I found that there is some bug in SPEC because it produces segmentation fault (or running error depending on the compiler) when running a simple vacuum case at a particular resolution.

More precisely, running a single-volume, l=2 stellarator calculation with Lconstraint=0 (mu=0) and Fourier resolution M=N=10 crashes, while other combinations I tried for M,N resolutions work!

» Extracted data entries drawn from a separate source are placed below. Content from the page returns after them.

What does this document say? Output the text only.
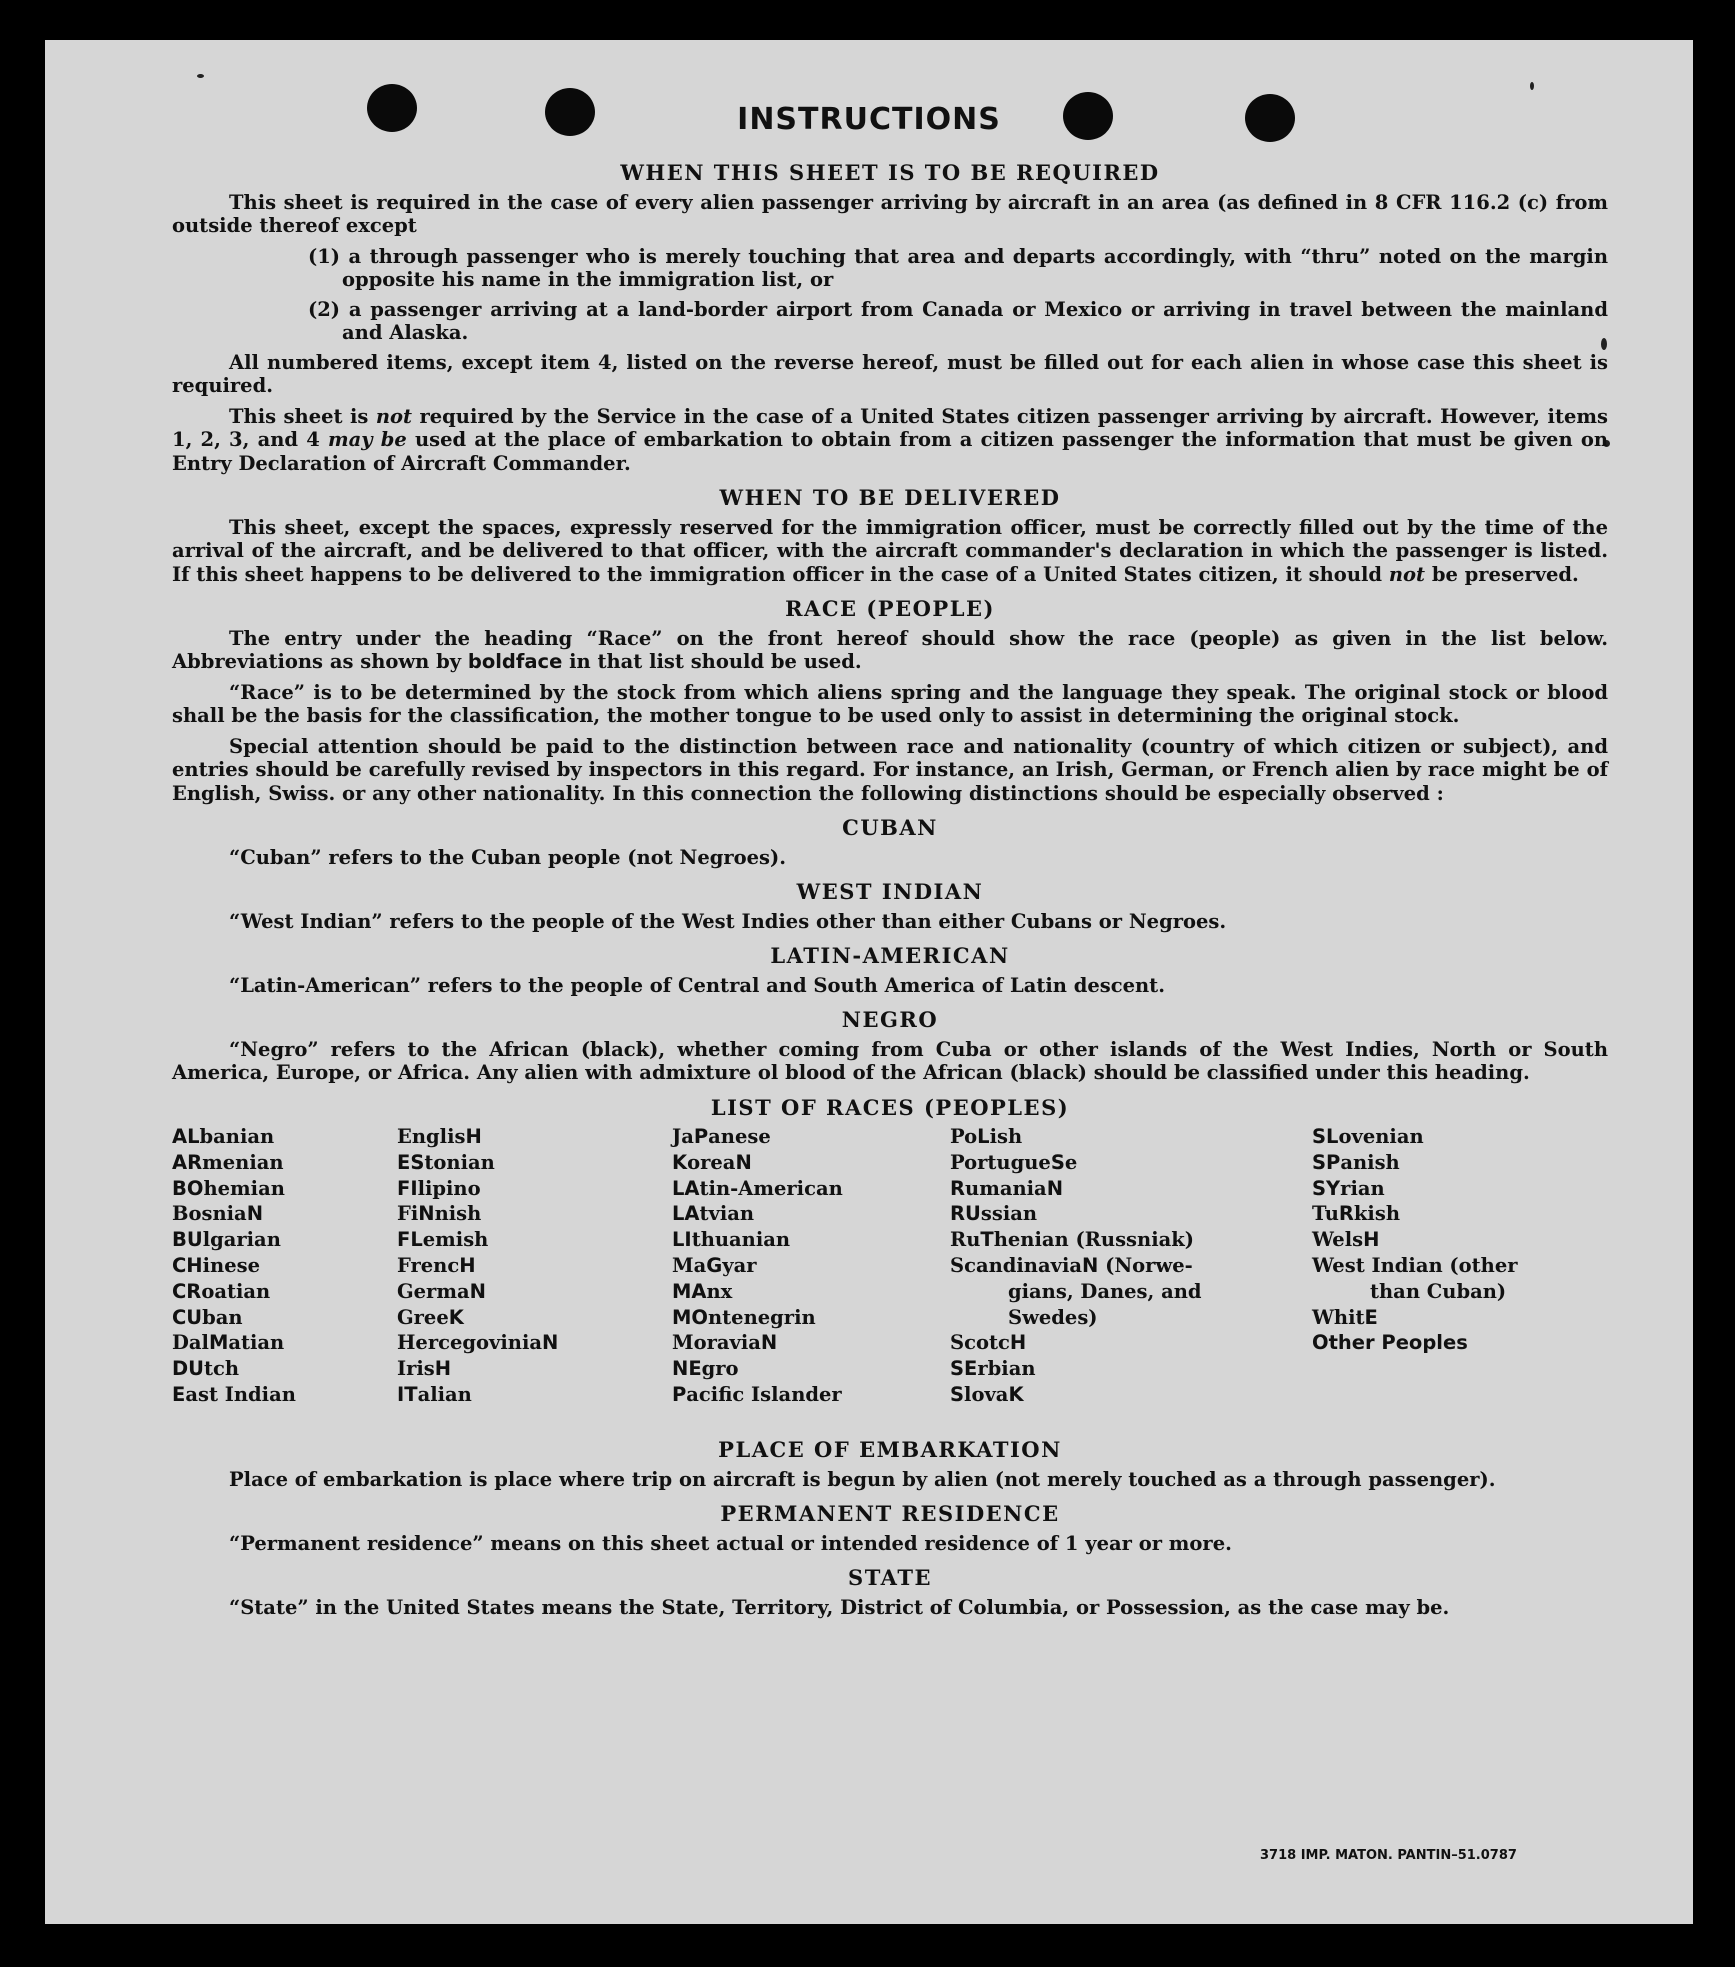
INSTRUCTIONS
WHEN THIS SHEET IS TO BE REQUIRED
This sheet is required in the case of every alien passenger arriving by aircraft in an area (as defined in 8 CFR 116.2 (c) from outside thereof except
(1) a through passenger who is merely touching that area and departs accordingly, with “thru” noted on the margin opposite his name in the immigration list, or
(2) a passenger arriving at a land-border airport from Canada or Mexico or arriving in travel between the mainland and Alaska.
All numbered items, except item 4, listed on the reverse hereof, must be filled out for each alien in whose case this sheet is required.
This sheet is not required by the Service in the case of a United States citizen passenger arriving by aircraft. However, items 1, 2, 3, and 4 may be used at the place of embarkation to obtain from a citizen passenger the information that must be given on Entry Declaration of Aircraft Commander.
WHEN TO BE DELIVERED
This sheet, except the spaces, expressly reserved for the immigration officer, must be correctly filled out by the time of the arrival of the aircraft, and be delivered to that officer, with the aircraft commander's declaration in which the passenger is listed. If this sheet happens to be delivered to the immigration officer in the case of a United States citizen, it should not be preserved.
RACE (PEOPLE)
The entry under the heading “Race” on the front hereof should show the race (people) as given in the list below. Abbreviations as shown by boldface in that list should be used.
“Race” is to be determined by the stock from which aliens spring and the language they speak. The original stock or blood shall be the basis for the classification, the mother tongue to be used only to assist in determining the original stock.
Special attention should be paid to the distinction between race and nationality (country of which citizen or subject), and entries should be carefully revised by inspectors in this regard. For instance, an Irish, German, or French alien by race might be of English, Swiss. or any other nationality. In this connection the following distinctions should be especially observed :
CUBAN
“Cuban” refers to the Cuban people (not Negroes).
WEST INDIAN
“West Indian” refers to the people of the West Indies other than either Cubans or Negroes.
LATIN-AMERICAN
“Latin-American” refers to the people of Central and South America of Latin descent.
NEGRO
“Negro” refers to the African (black), whether coming from Cuba or other islands of the West Indies, North or South America, Europe, or Africa. Any alien with admixture ol blood of the African (black) should be classified under this heading.
LIST OF RACES (PEOPLES)
ALbanian
ARmenian
BOhemian
BosniaN
BUlgarian
CHinese
CRoatian
CUban
DalMatian
DUtch
East Indian
EnglisH
EStonian
FIlipino
FiNnish
FLemish
FrencH
GermaN
GreeK
HercegoviniaN
IrisH
ITalian
JaPanese
KoreaN
LAtin-American
LAtvian
LIthuanian
MaGyar
MAnx
MOntenegrin
MoraviaN
NEgro
Pacific Islander
PoLish
PortugueSe
RumaniaN
RUssian
RuThenian (Russniak)
ScandinaviaN (Norwe-
gians, Danes, and
Swedes)
ScotcH
SErbian
SlovaK
SLovenian
SPanish
SYrian
TuRkish
WelsH
West Indian (other
than Cuban)
WhitE
Other Peoples
PLACE OF EMBARKATION
Place of embarkation is place where trip on aircraft is begun by alien (not merely touched as a through passenger).
PERMANENT RESIDENCE
“Permanent residence” means on this sheet actual or intended residence of 1 year or more.
STATE
“State” in the United States means the State, Territory, District of Columbia, or Possession, as the case may be.
3718 IMP. MATON. PANTIN–51.0787
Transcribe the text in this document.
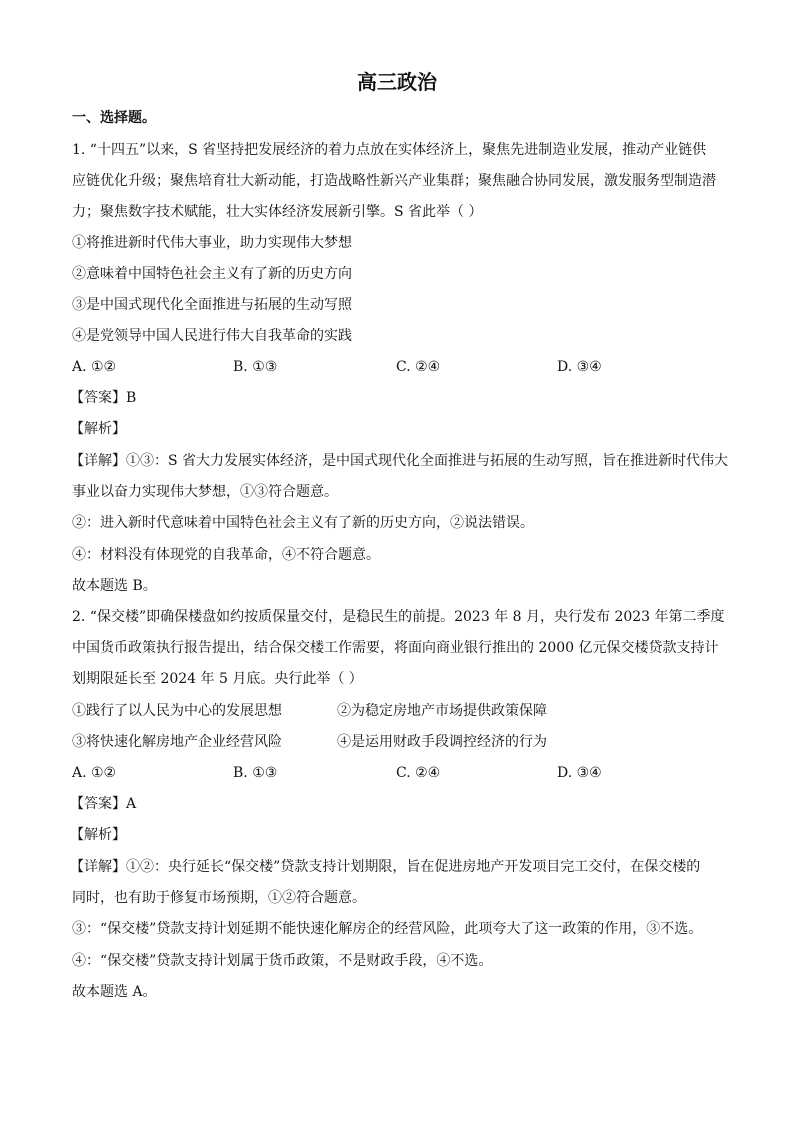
高三政治
一、选择题。
1. “十四五”以来，S 省坚持把发展经济的着力点放在实体经济上，聚焦先进制造业发展，推动产业链供
应链优化升级；聚焦培育壮大新动能，打造战略性新兴产业集群；聚焦融合协同发展，激发服务型制造潜
力；聚焦数字技术赋能，壮大实体经济发展新引擎。S 省此举（ ）
①将推进新时代伟大事业，助力实现伟大梦想
②意味着中国特色社会主义有了新的历史方向
③是中国式现代化全面推进与拓展的生动写照
④是党领导中国人民进行伟大自我革命的实践
A. ①②	B. ①③	C. ②④	D. ③④
【答案】B
【解析】
【详解】①③：S 省大力发展实体经济，是中国式现代化全面推进与拓展的生动写照，旨在推进新时代伟大
事业以奋力实现伟大梦想，①③符合题意。
②：进入新时代意味着中国特色社会主义有了新的历史方向，②说法错误。
④：材料没有体现党的自我革命，④不符合题意。
故本题选 B。
2. “保交楼”即确保楼盘如约按质保量交付，是稳民生的前提。2023 年 8 月，央行发布 2023 年第二季度
中国货币政策执行报告提出，结合保交楼工作需要，将面向商业银行推出的 2000 亿元保交楼贷款支持计
划期限延长至 2024 年 5 月底。央行此举（ ）
①践行了以人民为中心的发展思想	②为稳定房地产市场提供政策保障
③将快速化解房地产企业经营风险	④是运用财政手段调控经济的行为
A. ①②	B. ①③	C. ②④	D. ③④
【答案】A
【解析】
【详解】①②：央行延长“保交楼”贷款支持计划期限，旨在促进房地产开发项目完工交付，在保交楼的
同时，也有助于修复市场预期，①②符合题意。
③：“保交楼”贷款支持计划延期不能快速化解房企的经营风险，此项夸大了这一政策的作用，③不选。
④：“保交楼”贷款支持计划属于货币政策，不是财政手段，④不选。
故本题选 A。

The error comes, e.g., like this:

At line 267 of file ma00aa.F90
Fortran runtime error: Index '222' of dimension 2 of array 'kijs' above upper bound of 221
Primary job terminated normally, but 1 process returned
a non-zero exit code.. Per user-direction, the job has been aborted.

I checked that this error disappears when using the version of ma00aa.h prior to Sam's commit:

Mild speedup modifications to ma00aa.h
commit 69af93a @lazersos lazersos committed on Jul 19

Could you Sam try to fix this?

I made some changes in the source regarding the latex documentation. Usually, I go to

https://w3.pppl.gov/~shudson/Spec/subroutines.html

to have a look at the documentation, which I think is compiled from the source. How is this updated according to the new source? Or perhaps the better question is: how to I compile the source so that it generates the documentation in my local repository?

Sorry for my ignorance.

Hi,

I plan to spend some time revising ma00aa, which you can see from
http://w3.pppl.gov/~shudson/Spec/ma00aa.pdf
computes the volume integrals of the metric elements.

Sam has already advised on this, suggesting to remove divisions from within loops and to remove loops. I will also look at exploiting symmetries more efficiently. Restructuring the loops should be easy enough, but the symmetries will take longer to be fully optimized.

As I am still getting used to git, please give me some suggestions. Should I create a new branch? If so, how?